It should be clear by now that I’m an appalling sexist, most especially in regard to novels written by women. There are certainly female authors I like (Sigrid Undset, Dorothy Sayers and P. D. James come to mind), but I approach novels written by women with almost (not quite; that would be impossible) the same level of trepidation I experience when approaching an actual woman in real life. Female novelists, in my experience, tend to a) write their male characters badly, and b) view the world through a Gender Studies lens.
I quickly decided that Ariana Franklin was an author in that mold as I read the historical mystery, Grave Goods. But persevering to the end, I decided I had been unjust (to a degree).
Franklin’s detective is Adelia Aguilar, a woman living in 12th Century England and attempting to operate as a physician. She’s a graduate of the School of Medicine in Salerno, but her sex prevents her from practicing legally. So she carries on the masquerade of being an assistant to Mansur, her eunuch Arab friend. He pretends to require her as an interpreter, while she does the actual diagnosis and treatment.
If that sounds a little implausible, I agree with you.
Adelia is in love with a man who was formerly a nobleman, but entered the church after she refused to marry him, and is now a bishop.
The mystery in Grave Goods surrounds the famous graves at Glastonbury.
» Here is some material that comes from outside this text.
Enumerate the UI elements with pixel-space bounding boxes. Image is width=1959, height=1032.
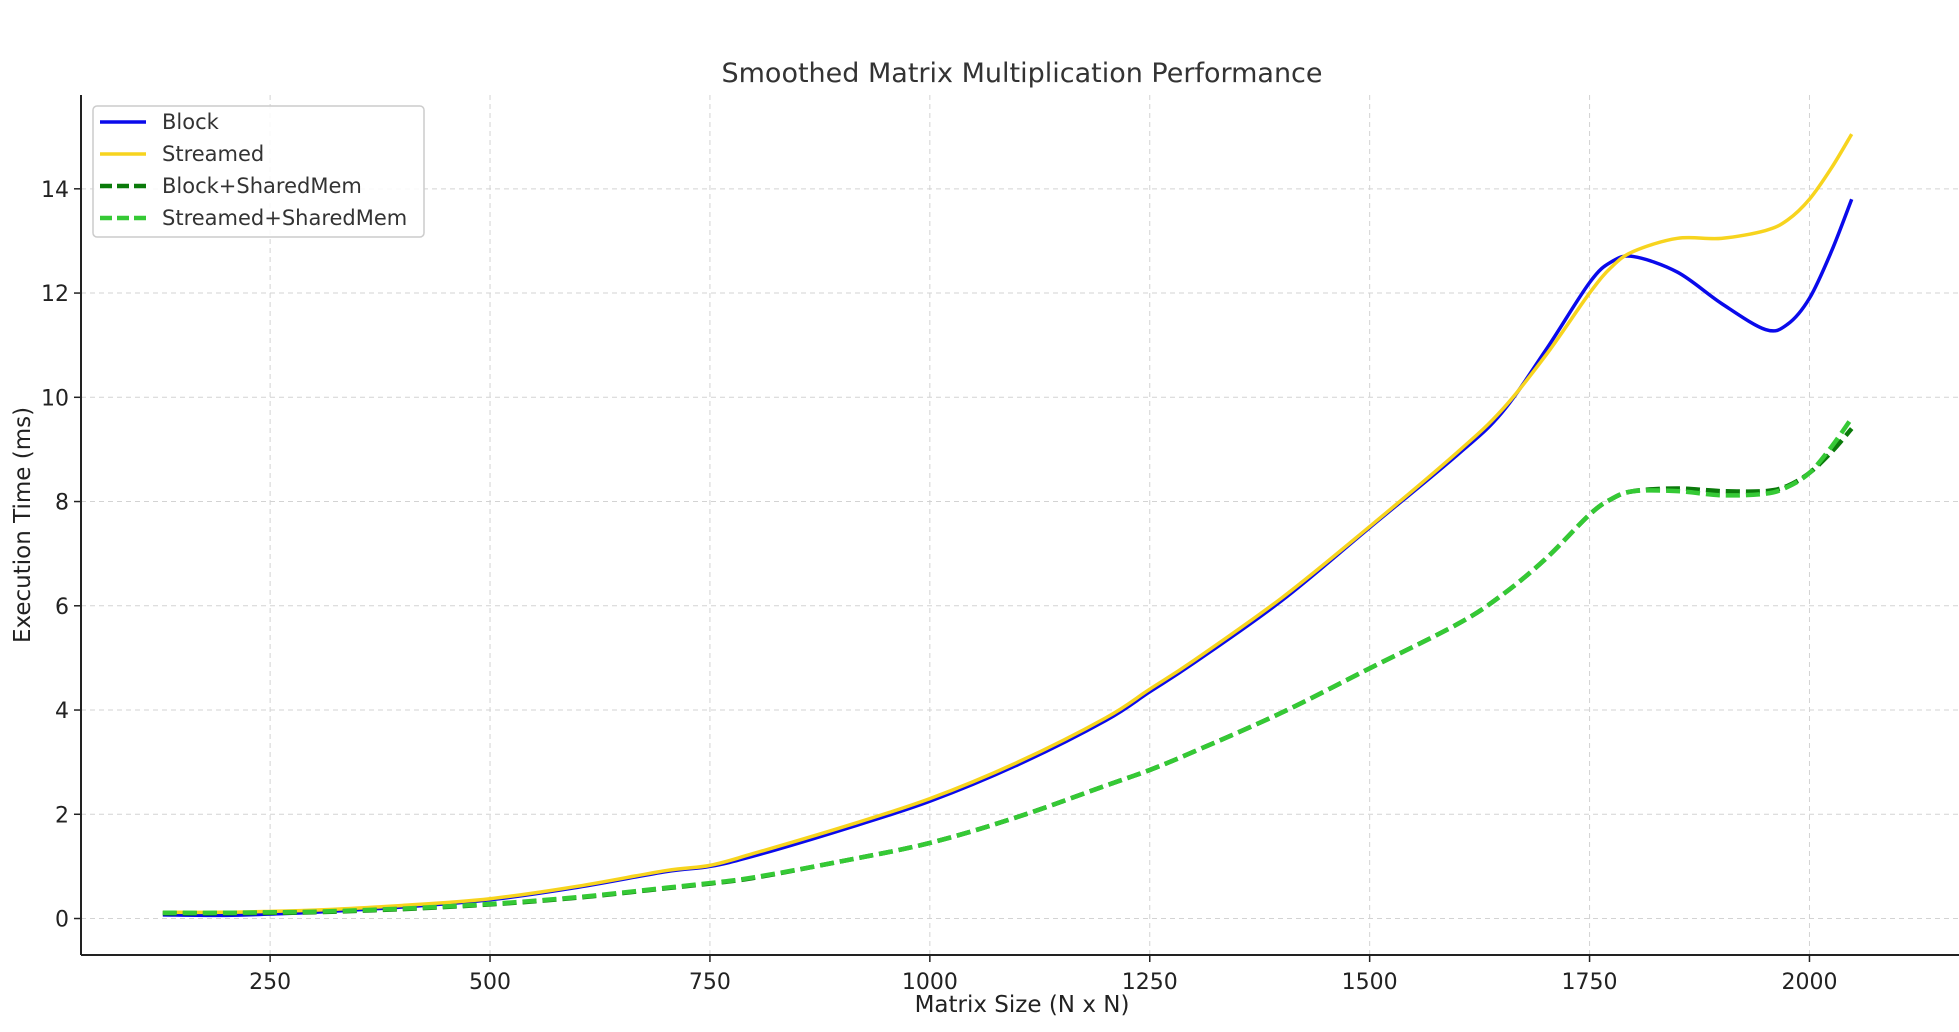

It’s not fiction that, after a devastating fire at the monastery and church there, a pair of skeletons were discovered in the graveyard. These were believed to be those of King Arthur and Guinevere. This discovery was useful to the church (which now had new relics to display) and to the Angevin kings, who were able to tell the rebellious Welsh, “Look, here’s King Arthur. He’s dead. He’s not sleeping in a cave, waiting to be awakened. He won’t be back to revive Britain. So you might as well accept the present government.”
King Henry II, who has employed Adelia before, summons her to Canterbury to examine the bones (hinting strongly that he would be very pleased if she declared them authentic). Adelia is not much impressed with this assignment, but becomes deeply concerned when a friend, who had traveled part of the way with her, completely disappears, along with her son and retinue, on the road. In trying to discover what happened, Adelia finds that the whole thing is intertwined with the puzzle of the Glastonbury skeletons, and she comes under threat from people who don’t want secrets disinterred.
I took a dislike to Adelia from the start. Her attitudes of scientific skepticism and hostility to men and male authority were just what I expected (and feared) in this kind of book. The woman was so clearly a modern feminist airdropped into an alien setting that it kept pulling me out of the story, reminding me that this was modern fiction. However, the author displayed more nuance than I expected. Adelia, it turns out, isn’t always right. She regrets some of her “enlightened” decisions, and finds that men aren’t always as stupid and unreliable as she expects.
All in all, the modern attitudes marred my enjoyment. The theology was very poor. But the story did draw me in and, in the end, compelled my interest.
I’d call it superior of its kind. Still more of a woman’s book than a man’s.
(This is another review of a pre-publication proof from G. P. Putnam’s Sons. The book was released in hardback this month.)